ROMA-La Guardia di Finanza del Comando Provinciale di Gorizia ha ultimato un’attività ispettiva nei confronti di una “digital content creator”, totalmente sconosciuta al fisco, operante su una nota piattaforma di contenuti per adulti.
Nello specifico, i finanzieri della Compagnia di Monfalcone, a seguito di attività di intelligence realizzata sui maggiori social network e con il successivo approfondimento mediante l’utilizzo delle banche dati in uso al Corpo, hanno ricostruito in capo alla professionista compensi percepiti e non dichiarati per circa 120.000 euro, importo che è stato segnalato alla competente Agenzia delle Entrate per il recupero a tassazione delle imposte evase.
Gli accertamenti effettuati dai militari hanno consentito di appurare che le attività della content creator venivano svolte abitualmente, a partire dal 2024, in totale anonimato tributario in quanto i proventi ricevuti dalla piattaforma, derivanti dalla sottoscrizione di abbonamenti mensili da parte dei followers e dalla vendita di contenuti digitali personalizzati resi fruibili direttamente sulla piattaforma, erano completamente occultati all'Amministrazione Finanziaria.

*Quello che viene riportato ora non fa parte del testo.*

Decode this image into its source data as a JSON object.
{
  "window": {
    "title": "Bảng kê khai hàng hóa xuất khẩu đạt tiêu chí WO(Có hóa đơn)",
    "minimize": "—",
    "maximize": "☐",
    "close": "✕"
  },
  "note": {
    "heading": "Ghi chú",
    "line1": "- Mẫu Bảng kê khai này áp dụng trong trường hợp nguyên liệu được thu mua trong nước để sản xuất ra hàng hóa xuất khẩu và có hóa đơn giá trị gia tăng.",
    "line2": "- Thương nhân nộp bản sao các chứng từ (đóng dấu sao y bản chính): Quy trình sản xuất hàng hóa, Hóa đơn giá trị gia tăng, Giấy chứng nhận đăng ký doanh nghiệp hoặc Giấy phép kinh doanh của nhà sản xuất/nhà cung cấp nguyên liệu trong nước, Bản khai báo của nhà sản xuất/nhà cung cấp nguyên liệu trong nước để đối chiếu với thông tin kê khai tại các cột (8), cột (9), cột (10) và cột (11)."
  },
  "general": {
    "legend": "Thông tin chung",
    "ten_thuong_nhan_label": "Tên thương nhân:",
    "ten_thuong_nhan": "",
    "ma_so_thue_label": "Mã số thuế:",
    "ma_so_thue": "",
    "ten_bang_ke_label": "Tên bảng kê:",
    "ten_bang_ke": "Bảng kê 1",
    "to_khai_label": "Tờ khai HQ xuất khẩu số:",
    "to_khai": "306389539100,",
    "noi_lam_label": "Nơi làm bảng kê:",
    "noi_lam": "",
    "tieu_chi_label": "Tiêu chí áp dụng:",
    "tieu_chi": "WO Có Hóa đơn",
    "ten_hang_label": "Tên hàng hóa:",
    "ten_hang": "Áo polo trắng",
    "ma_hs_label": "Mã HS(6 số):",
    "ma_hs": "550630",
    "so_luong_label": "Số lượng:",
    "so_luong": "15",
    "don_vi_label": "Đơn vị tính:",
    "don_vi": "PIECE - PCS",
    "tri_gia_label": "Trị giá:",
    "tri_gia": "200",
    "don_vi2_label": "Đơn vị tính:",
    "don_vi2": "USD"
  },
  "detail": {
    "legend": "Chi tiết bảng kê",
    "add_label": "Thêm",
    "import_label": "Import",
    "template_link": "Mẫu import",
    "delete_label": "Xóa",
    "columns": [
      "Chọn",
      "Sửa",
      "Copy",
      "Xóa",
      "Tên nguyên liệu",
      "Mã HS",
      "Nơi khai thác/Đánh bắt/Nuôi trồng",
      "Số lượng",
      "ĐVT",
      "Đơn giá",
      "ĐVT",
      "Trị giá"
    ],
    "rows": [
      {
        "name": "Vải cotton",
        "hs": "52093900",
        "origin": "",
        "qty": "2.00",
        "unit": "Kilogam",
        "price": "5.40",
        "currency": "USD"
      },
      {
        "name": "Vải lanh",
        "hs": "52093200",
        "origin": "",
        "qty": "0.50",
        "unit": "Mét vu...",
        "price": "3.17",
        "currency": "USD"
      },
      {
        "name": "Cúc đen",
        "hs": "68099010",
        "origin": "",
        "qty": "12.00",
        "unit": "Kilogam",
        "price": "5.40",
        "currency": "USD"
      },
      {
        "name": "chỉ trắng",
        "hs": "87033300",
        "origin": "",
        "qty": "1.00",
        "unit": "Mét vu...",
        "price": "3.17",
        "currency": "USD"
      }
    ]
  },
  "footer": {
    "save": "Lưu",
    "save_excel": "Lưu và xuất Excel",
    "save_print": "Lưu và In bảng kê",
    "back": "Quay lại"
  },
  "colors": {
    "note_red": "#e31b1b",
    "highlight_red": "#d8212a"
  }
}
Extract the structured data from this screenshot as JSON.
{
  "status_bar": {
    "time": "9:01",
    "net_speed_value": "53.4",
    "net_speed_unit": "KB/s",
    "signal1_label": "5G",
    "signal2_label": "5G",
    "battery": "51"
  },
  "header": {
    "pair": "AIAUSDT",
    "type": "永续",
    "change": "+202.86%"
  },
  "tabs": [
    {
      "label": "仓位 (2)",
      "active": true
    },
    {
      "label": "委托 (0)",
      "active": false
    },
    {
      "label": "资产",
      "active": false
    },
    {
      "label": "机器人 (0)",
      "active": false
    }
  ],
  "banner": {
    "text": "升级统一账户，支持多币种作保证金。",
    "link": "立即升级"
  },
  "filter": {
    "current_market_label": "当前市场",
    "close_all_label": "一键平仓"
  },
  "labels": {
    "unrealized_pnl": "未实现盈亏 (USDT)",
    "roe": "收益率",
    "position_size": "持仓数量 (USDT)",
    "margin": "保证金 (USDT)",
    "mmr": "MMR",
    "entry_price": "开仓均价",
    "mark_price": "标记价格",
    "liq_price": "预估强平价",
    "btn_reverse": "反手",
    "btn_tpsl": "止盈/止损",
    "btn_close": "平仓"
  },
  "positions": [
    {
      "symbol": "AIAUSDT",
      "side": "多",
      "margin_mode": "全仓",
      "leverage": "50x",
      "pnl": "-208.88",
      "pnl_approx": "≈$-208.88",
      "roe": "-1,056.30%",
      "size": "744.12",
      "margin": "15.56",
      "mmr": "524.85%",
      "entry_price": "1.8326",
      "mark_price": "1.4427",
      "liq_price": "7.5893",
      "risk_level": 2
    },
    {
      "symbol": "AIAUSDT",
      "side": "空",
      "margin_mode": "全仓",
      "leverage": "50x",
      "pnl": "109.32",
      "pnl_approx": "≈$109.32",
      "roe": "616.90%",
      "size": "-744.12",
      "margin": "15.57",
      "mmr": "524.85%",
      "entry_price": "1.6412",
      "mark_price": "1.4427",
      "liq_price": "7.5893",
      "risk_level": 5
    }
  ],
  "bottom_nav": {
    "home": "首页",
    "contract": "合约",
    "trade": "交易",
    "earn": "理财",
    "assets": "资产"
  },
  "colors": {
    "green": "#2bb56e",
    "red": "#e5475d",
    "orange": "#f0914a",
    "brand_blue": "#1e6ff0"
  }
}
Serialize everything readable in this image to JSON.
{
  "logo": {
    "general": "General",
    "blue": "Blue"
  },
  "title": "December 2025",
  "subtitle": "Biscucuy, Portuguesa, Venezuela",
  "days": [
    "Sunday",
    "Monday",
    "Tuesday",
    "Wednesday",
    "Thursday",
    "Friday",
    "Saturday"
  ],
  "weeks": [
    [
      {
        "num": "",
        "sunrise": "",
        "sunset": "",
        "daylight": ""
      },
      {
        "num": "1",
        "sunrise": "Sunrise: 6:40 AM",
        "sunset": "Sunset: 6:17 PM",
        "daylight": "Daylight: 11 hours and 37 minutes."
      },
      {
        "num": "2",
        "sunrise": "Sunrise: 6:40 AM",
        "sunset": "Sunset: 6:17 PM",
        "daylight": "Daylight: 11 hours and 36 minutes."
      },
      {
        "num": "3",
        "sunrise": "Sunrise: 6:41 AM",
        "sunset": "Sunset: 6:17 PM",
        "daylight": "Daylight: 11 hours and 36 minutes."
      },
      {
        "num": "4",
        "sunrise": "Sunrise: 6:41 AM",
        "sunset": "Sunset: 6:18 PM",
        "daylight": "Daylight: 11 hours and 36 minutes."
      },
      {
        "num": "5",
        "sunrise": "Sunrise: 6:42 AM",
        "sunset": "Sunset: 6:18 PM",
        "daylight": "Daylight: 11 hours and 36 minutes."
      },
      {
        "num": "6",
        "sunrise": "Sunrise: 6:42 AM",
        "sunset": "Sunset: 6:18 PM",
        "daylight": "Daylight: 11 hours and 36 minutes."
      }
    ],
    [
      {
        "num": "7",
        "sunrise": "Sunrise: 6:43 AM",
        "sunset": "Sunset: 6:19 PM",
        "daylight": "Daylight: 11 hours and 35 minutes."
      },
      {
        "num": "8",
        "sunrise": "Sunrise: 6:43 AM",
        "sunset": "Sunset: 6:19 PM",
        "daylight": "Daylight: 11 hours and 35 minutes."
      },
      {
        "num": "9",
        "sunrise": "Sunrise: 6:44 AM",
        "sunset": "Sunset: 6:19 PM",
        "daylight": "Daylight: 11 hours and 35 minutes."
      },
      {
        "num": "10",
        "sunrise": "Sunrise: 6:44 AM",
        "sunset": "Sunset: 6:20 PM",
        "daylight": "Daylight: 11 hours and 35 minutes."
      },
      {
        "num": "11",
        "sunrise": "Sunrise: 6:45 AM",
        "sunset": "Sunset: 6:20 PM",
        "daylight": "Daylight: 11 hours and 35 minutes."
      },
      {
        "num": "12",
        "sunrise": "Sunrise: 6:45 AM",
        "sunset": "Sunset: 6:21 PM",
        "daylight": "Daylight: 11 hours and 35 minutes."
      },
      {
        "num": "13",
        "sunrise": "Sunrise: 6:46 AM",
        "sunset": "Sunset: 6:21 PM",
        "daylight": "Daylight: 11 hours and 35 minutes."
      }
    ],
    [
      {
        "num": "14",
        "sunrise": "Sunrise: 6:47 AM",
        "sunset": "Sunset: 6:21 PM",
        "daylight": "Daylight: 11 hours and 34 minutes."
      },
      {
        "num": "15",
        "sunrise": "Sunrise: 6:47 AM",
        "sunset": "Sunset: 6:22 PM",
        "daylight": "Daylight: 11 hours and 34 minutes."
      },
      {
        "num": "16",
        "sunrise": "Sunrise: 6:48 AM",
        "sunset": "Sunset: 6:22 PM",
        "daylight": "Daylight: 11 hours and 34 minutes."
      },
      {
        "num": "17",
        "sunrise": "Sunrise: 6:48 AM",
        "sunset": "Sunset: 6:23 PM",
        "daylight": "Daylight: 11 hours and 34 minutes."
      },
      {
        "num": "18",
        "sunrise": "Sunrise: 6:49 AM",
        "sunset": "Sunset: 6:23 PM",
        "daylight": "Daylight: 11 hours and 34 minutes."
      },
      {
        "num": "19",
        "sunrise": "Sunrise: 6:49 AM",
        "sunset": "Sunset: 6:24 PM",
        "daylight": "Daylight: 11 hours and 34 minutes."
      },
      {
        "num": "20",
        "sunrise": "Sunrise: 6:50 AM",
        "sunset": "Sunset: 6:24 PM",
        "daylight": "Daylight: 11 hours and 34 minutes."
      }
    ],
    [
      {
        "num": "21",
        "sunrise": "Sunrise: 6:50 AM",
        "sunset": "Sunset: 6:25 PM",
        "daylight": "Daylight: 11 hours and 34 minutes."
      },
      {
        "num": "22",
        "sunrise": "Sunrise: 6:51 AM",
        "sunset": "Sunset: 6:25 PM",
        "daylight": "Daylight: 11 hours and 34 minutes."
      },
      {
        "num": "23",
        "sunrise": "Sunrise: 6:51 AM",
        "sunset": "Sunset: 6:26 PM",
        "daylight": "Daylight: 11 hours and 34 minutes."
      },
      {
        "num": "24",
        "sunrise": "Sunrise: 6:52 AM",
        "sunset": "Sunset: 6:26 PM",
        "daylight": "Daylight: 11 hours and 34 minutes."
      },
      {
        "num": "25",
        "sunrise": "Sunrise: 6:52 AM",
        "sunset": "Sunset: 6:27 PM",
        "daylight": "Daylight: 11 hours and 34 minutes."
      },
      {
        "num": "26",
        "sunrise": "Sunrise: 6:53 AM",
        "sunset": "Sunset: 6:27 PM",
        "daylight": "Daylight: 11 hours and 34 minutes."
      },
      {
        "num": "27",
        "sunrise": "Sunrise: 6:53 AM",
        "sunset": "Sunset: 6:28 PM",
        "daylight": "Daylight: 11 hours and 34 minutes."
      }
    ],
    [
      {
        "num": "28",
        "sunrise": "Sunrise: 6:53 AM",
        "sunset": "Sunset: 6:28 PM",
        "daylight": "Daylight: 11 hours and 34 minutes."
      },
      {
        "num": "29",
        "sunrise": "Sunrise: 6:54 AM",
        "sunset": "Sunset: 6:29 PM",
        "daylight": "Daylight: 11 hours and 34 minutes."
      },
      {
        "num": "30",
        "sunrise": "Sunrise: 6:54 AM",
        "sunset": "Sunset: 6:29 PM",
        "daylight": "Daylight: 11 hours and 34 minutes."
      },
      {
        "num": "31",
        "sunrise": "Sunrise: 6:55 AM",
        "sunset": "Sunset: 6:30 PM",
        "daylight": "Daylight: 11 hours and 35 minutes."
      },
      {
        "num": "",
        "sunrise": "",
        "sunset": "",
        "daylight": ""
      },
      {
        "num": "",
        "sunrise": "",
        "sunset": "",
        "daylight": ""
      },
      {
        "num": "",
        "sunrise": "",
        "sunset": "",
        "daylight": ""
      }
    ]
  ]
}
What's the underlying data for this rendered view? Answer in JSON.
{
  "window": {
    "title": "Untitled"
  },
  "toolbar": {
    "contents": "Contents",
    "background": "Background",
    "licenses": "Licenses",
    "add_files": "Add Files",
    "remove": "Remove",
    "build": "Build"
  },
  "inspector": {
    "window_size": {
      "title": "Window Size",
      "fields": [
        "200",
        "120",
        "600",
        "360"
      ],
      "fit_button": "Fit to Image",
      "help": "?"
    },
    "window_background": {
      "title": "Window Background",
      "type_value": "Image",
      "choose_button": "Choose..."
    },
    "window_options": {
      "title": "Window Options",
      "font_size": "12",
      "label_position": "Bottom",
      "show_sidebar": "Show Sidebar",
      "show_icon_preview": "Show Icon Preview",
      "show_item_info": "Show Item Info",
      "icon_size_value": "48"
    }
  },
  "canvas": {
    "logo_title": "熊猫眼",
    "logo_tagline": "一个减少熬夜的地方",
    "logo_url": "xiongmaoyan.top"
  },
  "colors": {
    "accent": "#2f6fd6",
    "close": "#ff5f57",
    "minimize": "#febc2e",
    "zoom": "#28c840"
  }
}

L’operazione testimonia la costante attenzione delle Fiamme Gialle nel monitoraggio delle più moderne ed avanzate frontiere dell’economia digitale, attività che, mediante l’offerta al pubblico di contenuti digitali di varia tipologia, sono in grado di generare significativi volumi di ricavi.
In tal modo si consegue uno degli obiettivi primari del Corpo, quello di tutelare il sistema economico-finanziario locale e nazionale, colpendo quei fenomeni di evasione che sottraggono risorse essenziali alla collettività e alterano il corretto funzionamento del mercato.